Autorisations d’urbanisme décalées : Une onde de choc pour toute la filière

Autorisations d’urbanisme décalées : Une onde de choc pour toute la filière

Le Gouvernement par l’ordonnance n°2020-306 du 25 mars 2020 prise dans le cadre de la loi d’urgence sanitaire neutralise les délais d’instruction des demandes des autorisations d’urbanisme déposées avant le 12 mars 2020. Réactions de la filière de construction, de la promotion et de l’aménagement.

Report de l’instruction d’un mois après la sortie de la crise

Selon un communiqué de presse commun de toute la filière de la construction, cette ordonnance supprime de fait les autorisations tacites de l’administration. D’autant plus qu’un certain nombre de services d’instruction, dans les collectivités locales, sont inactifs depuis le début du confinement.

Par cette ordonnance, l’instruction de tout nouveau permis de construire, permis d’aménager, déclaration préalable de lotissement, peut être reportée d’un mois après la sortie de crise.

Par conséquence, si l’état d’urgence sanitaire dure deux mois, on se retrouvera avec un décalage de l’instruction de 3 mois. Puis à ce délai de 3 mois, il faut ajouter un délai de recours supplémentaire de 2 mois pour tous les permis non purgés au 12 mars, qui résulte également de l’ordonnance.

Par ailleurs, si l’on tient également compte de l’engorgement des administrations provoqué par l’afflux des demandes bloquées pendant ces 3 mois, il est à prévoir que la quasi-totalité des autorisations d’urbanisme, dont les demandes sont en cours ou à venir, ne seront purgées de tout recours qu’au début 2021.

Toute la maîtrise d’œuvre sera inactive pendant cette période

Toute la maîtrise d’œuvre sera inactive pendant cette période de décalage d’instruction des autorisations d’urbanisme et les études d’exécution seront reportées d’autant.

De même, les entreprises de gros œuvre ne pourront démarrer leurs travaux qu’en 2021 au lieu du deuxième semestre 202. Les entreprises de second œuvre, elles, ne poursuivront ces travaux qu’à partir de l’été 2021, soit dans plus d’un an.

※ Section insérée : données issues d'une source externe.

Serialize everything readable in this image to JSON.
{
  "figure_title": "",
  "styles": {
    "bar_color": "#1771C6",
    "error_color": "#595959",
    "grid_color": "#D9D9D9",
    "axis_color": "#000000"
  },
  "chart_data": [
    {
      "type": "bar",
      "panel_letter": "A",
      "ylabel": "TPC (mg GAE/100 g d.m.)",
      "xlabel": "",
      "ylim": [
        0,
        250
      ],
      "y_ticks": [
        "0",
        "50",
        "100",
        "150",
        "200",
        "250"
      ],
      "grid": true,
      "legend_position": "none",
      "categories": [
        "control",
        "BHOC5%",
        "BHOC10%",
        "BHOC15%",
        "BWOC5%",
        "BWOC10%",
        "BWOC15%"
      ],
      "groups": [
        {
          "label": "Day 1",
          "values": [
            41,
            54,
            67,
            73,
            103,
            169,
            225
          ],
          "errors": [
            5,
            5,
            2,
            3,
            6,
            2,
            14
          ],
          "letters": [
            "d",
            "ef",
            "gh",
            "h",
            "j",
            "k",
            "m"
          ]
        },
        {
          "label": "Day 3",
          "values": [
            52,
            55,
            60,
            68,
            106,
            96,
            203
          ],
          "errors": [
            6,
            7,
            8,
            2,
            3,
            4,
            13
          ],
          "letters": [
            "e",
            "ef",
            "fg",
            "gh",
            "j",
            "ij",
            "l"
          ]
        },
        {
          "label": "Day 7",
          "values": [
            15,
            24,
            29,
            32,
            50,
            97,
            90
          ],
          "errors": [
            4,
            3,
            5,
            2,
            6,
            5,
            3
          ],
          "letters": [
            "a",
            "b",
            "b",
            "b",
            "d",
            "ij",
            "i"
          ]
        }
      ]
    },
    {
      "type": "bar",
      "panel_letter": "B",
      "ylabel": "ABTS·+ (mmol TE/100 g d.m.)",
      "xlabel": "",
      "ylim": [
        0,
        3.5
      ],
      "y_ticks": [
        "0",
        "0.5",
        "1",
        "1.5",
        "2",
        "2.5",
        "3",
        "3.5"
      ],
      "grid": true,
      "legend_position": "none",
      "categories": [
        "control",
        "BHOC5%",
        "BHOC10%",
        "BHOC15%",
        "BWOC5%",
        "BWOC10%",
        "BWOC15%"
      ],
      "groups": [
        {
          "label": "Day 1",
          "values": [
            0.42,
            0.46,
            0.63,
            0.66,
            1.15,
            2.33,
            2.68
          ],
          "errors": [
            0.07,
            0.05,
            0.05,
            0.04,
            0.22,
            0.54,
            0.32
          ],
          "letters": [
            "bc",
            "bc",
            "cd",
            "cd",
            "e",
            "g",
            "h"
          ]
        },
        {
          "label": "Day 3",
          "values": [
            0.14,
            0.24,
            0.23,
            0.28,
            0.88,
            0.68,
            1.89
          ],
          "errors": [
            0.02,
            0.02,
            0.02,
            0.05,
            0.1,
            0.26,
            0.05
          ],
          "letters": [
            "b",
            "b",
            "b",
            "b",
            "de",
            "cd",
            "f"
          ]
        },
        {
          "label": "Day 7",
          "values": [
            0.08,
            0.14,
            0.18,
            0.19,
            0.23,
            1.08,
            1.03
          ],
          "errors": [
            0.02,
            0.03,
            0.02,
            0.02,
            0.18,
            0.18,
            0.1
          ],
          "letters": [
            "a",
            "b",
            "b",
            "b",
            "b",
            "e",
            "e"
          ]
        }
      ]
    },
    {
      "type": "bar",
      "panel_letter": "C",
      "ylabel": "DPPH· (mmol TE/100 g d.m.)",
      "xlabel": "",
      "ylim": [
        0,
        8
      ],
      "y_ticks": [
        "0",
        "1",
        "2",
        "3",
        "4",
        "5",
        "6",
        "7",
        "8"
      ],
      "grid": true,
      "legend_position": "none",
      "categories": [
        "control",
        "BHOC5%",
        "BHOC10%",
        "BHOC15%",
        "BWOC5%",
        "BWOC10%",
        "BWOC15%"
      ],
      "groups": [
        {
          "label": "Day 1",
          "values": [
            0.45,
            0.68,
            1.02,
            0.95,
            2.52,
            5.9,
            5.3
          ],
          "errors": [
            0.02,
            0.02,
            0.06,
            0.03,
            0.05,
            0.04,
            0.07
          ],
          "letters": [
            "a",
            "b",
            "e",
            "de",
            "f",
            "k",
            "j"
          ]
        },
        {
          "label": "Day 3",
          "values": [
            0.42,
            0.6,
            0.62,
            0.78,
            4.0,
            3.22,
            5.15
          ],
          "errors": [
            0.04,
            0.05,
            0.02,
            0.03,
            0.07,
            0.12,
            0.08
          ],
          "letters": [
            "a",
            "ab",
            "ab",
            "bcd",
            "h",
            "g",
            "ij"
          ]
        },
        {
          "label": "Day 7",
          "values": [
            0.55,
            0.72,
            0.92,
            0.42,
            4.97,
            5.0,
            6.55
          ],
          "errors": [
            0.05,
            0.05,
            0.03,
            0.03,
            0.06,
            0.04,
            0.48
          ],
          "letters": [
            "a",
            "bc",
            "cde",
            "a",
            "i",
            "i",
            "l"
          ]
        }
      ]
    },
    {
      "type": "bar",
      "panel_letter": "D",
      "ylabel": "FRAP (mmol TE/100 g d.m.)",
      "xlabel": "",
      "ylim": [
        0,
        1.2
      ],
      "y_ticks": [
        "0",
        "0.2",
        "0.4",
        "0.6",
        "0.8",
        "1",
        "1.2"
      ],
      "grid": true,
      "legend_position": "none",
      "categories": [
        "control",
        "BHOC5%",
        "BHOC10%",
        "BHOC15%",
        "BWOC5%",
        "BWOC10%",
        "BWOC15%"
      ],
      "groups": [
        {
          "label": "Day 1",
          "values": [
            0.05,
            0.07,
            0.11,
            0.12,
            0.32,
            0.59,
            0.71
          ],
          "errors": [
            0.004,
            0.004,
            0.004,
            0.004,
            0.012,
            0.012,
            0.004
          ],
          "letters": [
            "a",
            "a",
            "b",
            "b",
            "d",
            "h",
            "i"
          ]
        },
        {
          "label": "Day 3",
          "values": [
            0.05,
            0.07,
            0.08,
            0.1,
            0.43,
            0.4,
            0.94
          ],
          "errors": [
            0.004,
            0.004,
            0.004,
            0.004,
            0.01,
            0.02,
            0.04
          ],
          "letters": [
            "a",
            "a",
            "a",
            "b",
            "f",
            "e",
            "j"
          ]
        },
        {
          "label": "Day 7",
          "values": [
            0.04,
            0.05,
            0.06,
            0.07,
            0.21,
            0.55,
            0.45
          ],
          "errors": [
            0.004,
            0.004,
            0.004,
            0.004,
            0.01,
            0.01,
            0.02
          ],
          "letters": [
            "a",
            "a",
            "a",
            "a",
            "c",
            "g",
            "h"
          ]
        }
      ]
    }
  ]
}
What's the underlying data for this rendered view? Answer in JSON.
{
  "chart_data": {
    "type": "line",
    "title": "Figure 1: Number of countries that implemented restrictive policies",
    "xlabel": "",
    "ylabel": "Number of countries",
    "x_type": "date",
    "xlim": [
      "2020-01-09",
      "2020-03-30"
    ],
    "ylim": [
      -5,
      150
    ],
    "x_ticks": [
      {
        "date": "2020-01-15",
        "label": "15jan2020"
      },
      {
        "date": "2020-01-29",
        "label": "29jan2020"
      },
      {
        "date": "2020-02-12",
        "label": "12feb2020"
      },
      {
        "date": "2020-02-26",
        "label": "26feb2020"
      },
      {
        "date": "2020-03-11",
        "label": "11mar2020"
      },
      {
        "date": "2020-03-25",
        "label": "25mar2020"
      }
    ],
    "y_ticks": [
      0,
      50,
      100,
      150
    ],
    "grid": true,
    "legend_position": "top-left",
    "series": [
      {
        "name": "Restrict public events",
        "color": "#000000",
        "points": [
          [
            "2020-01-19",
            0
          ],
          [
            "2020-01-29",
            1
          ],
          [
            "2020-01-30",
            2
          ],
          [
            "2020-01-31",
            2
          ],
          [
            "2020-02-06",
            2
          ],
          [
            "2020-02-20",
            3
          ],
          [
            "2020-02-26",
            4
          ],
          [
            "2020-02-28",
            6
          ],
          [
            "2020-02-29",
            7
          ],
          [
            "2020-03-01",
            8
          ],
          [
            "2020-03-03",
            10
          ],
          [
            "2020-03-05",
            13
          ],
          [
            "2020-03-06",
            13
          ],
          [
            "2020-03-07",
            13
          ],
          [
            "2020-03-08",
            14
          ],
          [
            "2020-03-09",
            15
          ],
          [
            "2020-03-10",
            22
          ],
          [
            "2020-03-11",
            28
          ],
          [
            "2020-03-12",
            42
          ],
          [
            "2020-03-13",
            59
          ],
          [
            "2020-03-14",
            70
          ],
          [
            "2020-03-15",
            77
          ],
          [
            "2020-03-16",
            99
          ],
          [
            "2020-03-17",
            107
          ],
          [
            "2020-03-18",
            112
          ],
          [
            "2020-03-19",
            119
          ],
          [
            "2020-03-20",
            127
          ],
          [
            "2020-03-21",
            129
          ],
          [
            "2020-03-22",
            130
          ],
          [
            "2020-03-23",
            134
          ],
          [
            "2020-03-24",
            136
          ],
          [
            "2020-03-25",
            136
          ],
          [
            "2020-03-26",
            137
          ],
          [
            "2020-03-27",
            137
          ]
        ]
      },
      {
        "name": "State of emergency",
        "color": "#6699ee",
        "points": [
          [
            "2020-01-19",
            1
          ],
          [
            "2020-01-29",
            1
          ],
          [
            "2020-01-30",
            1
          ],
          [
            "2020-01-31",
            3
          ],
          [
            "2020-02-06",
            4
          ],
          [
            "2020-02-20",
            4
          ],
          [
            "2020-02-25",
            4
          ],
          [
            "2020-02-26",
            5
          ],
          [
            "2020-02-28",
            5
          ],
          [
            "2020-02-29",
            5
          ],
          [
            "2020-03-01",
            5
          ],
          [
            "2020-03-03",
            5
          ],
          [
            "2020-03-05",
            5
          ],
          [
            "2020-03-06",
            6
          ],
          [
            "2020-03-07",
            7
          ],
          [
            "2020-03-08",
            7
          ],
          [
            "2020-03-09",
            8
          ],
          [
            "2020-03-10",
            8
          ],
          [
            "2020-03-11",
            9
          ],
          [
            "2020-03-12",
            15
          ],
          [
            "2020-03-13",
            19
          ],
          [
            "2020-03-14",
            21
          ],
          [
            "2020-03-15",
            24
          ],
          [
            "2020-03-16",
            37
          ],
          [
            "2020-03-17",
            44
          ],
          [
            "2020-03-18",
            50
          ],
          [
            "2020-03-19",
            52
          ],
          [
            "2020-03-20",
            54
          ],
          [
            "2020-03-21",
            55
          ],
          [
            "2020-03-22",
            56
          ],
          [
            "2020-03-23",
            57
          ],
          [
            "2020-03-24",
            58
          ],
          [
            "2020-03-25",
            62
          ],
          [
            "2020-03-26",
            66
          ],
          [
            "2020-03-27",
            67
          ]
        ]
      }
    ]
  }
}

Le paradoxe, c’est que d’un côté le gouvernement souhaite sécuriser les autorisations d’urbanisme alors qu’en même temps il est demandé à la filière de rouvrir les chantiers de BTP.

L’instruction de demande d’autorisations d’urbanisme est en effet une activité qui peut très bien s’organiser en télétravail.

Comme l’a rappelé à plusieurs reprises le gouvernement, nous devons dès à présent organiser l’après-crise sanitaire et nous assurer que l’activité économique pourra reprendre rapidement.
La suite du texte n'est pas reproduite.